To make it explicit that use of partition decorator is not available when using batch mode, we will need to add to the validation logic in the StorageWriteApiValidator. On connector startup, we will return an error if the user explicitly requested partition decorator syntax and batch mode, or silently disable partition decorator otherwise.

Testing

In order to validate the logic for enabling partition decorator syntax in useStorageApi mode, additional unit and integration tests will need to be introduced.

Unit Tests

Additional unit tests will need to be added to ensure correctness of implementation:

  • BigQuerySinkTaskTest: Test coverage will need to be expanded to verify tables are resolved correctly across configuration combinations of bigQueryPartitionDecorator and bigQueryMessageTimePartitioning. Additionally, we will verify that ConnectionException is correctly thrown for error cases outlined in Failure Scenarios.
  • StorageWriteApiValidatorTest: test to ensure that an explicit error is returned when both bigQueryPartitionDecorator and enableBatchMode are enabled simultaneously.

Integration Tests

In addition to unit tests, we’ll also want to create an integration test suite StorageWriteApiTimePartitioning. This will be testing the connector when it is configured to use both StorageWriteApi and partition decorator, and will need to verify the following:

  1. Connector correctly routes records to expected partitions:

    • Records are written to today’s partition when bigQueryPartitionDecorator=true and bigQueryMessageTimePartitioning=false.

    • Records are written to correct partitions (days in the past and future) when bigQueryPartitionDecorator=true and bigQueryMessageTimePartitioning=true.

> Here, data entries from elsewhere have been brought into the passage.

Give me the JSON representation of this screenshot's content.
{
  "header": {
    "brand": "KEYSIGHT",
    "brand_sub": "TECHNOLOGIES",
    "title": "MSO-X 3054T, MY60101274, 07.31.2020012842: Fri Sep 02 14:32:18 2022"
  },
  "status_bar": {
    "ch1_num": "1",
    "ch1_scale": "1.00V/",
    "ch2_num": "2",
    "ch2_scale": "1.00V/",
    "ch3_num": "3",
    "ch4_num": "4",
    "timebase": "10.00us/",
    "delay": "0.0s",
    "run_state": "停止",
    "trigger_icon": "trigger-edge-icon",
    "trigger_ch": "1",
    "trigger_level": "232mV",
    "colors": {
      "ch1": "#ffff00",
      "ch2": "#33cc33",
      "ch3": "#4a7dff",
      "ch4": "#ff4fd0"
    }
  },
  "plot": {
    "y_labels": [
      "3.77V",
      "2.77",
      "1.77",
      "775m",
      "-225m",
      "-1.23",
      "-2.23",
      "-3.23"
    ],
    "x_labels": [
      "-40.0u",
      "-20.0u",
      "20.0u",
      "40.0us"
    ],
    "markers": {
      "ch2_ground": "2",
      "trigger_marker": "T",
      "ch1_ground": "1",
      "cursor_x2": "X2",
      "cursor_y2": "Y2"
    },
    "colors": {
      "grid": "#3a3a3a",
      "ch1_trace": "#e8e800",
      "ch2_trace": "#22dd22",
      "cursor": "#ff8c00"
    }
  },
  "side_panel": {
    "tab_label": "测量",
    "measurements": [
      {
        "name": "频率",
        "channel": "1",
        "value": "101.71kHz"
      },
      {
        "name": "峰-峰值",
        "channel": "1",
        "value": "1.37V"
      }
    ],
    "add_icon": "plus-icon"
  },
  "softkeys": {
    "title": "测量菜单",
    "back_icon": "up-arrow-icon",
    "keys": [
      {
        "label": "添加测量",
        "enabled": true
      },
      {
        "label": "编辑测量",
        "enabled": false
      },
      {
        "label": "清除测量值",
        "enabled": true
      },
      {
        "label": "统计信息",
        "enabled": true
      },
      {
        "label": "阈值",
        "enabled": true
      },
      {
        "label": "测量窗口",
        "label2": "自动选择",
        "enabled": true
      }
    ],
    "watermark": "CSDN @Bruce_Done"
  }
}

      • Will need to produce messages to the topic with explicitly set timestamps (eg. tomorrow, yesterday, etc.)
    • Can verify the scenarios with the following:

      SELECT * FROM `dataset.table`

      WHERE _PARTITIONTIME =

      TIMESTAMP_TRUNC(TIMESTAMP_MILLIS(<expected_timestamp_ms>), ‘DAY’)

  2. Connector maintains ability to create and update BigQuery tables when bigQueryPartitionDecorator=true and connector is configured to do so (autoCreateTables=true, allowNewBigQueryFields=true, allowBigQueryRequiredFieldRelaxation, etc.)